8. To test for doneness, cut one of the ribs and bite into it. You want a light tug with your teeth, but the meat should then pull off the bone, leaving a perfect mark where your teeth were. “Falling off the bone” is a misnomer. Remember, the outer ribs are more done than the inner ones you will use for your testers.
9. Take the ribs out and place on a cutting board, meat side up. Glaze one more time. Slice from the center ribs out, using a thing slicer knife. Serve with extra sauce on the side.
* This recipe was made using a Weber Smokey Mountain CookerTM Smoker. If you have different equipment, you may need to adjust the quantity of chips.
Tip: If your ribs are cooked before you are ready to serve them, wrap them tightly in tin foil and place them in a cooler with a little bit of warm water.
Andy’s Bone Rub
The goal here is a dark, rich chili flavor. If you can’t find Gebhardt’s chili powder, you can substitute ancho chili powder. If you want your ribs spicier, increase the amount of chipotle pepper, up to triple what the recipe stipulates.
1/2 cup turbinado sugar
1/4 cup kosher salt
1/4 cup maple brown sugar
2 tablespoons + 2 teaspoons Gebhardt’s chili powder (or ancho chili powder)

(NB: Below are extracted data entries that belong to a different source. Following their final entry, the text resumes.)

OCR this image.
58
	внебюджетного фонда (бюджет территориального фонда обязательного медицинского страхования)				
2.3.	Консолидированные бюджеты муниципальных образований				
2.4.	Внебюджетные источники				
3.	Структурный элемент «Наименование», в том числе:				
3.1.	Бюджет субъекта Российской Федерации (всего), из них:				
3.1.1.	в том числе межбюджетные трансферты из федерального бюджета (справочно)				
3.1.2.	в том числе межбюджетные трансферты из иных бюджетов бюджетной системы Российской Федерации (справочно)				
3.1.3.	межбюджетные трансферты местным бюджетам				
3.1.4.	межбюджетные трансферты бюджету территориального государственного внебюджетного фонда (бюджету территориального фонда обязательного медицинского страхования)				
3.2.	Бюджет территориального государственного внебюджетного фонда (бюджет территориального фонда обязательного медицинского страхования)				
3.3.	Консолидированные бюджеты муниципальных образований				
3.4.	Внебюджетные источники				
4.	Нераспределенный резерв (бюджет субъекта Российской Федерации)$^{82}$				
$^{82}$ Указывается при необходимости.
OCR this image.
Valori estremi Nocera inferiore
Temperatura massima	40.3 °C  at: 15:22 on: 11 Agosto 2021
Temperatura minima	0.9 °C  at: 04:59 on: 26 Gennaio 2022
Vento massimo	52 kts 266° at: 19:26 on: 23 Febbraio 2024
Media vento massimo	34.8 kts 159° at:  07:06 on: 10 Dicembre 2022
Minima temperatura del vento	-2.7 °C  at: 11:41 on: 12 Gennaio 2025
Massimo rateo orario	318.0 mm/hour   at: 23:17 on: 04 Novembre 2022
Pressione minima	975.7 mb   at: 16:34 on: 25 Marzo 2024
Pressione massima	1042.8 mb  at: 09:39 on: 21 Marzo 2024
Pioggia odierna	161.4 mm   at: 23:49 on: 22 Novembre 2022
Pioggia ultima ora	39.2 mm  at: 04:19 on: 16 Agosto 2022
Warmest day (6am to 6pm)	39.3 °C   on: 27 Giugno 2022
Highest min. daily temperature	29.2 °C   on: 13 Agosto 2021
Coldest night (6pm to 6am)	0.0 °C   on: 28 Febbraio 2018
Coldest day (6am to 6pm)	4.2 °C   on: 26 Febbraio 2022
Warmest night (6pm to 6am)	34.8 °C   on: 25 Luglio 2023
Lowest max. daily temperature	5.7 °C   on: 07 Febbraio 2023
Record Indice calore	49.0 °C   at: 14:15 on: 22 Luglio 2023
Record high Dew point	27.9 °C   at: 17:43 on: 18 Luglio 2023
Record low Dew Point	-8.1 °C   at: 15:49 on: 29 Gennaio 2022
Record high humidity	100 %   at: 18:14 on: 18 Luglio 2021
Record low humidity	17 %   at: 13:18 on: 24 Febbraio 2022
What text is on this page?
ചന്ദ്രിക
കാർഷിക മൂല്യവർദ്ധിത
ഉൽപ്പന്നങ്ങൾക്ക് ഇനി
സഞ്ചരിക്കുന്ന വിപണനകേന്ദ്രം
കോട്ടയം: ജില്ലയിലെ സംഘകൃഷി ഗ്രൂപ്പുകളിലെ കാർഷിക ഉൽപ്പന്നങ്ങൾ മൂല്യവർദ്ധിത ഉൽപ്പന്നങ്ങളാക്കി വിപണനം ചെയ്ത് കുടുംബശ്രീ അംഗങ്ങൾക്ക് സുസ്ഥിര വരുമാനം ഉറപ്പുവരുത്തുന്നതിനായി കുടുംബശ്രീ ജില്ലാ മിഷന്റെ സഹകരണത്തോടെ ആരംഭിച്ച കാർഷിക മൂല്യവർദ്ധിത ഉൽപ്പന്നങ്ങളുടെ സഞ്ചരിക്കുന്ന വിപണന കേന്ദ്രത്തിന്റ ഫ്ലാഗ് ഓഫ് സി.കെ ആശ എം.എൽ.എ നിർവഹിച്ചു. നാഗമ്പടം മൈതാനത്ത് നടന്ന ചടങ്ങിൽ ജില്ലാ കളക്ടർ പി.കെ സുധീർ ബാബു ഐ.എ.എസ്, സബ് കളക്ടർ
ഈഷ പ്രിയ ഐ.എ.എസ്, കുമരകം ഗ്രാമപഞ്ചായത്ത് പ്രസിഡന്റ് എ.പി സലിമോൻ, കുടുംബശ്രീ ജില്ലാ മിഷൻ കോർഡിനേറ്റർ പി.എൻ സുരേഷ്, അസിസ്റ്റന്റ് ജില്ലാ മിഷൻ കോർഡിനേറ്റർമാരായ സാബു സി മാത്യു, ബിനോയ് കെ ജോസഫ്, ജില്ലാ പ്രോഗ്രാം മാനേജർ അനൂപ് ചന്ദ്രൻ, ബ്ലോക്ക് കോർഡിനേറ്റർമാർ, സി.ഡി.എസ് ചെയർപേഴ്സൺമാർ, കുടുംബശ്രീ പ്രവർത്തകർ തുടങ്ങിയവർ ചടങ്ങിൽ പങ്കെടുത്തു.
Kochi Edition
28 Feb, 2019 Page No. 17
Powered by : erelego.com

1 tablespoon + 1 teaspoon fresh ground cumin
2 teaspoons black pepper, freshly ground
2 teaspoons garlic powder
2 teaspoons onion powder
1/2 teaspoons dried chipotle pepper powder
In a small bowl, stir sugars and spices together. Set aside.
Bone Misting
The pineapple juice and vinegar give this mist a great sweet-and-sour taste. It is a great second layer of flavor for the ribs.
1 cup pineapple juice
1 1/2 teaspoons cider vinegar
1/2 teaspoon Worcestershire sauce
Mix the pineapple juice, vinegar and Worcestershire sauce in a small bowl, then pour into a spray bottle (like a plant mister).
Andy’s Famous Rib Sauce
Yield: about 2 cups
This sauce is my tribute to Bill Arnold’s Blues Hot Sauce. I was lucky enough to work with Bill once at the Jack Daniels World Championship Invitational Barbeque
American Royal Open Competition, and we used his sauce to compete. Mine may not be quite as good as his (or maybe it is), but it will do in a pinch!
3/8 cup brown sugar
1/8 cup cider vinegar
1 1/2 tablespoons Worcestershire sauce
1/8 cup Dijon mustard
2 1/4 teaspoons white vinegar
1 teaspoon mustard powder
1/2 teaspoon cumin seeds, toasted and coarsely ground
1 1/2 teaspoons curry powder
1 cup ketchup
1/2 teaspoon dried marjoram
Combine all the ingredients in a small, heavy-bottomed sauce pan over low heat. Whisk the sauce until everything is incorporated, then simmer for 45 minutes, stirring occasionally. Remove from heat and set aside. Sauce may be stored, refrigerated, in an air-tight container for up to 1 week.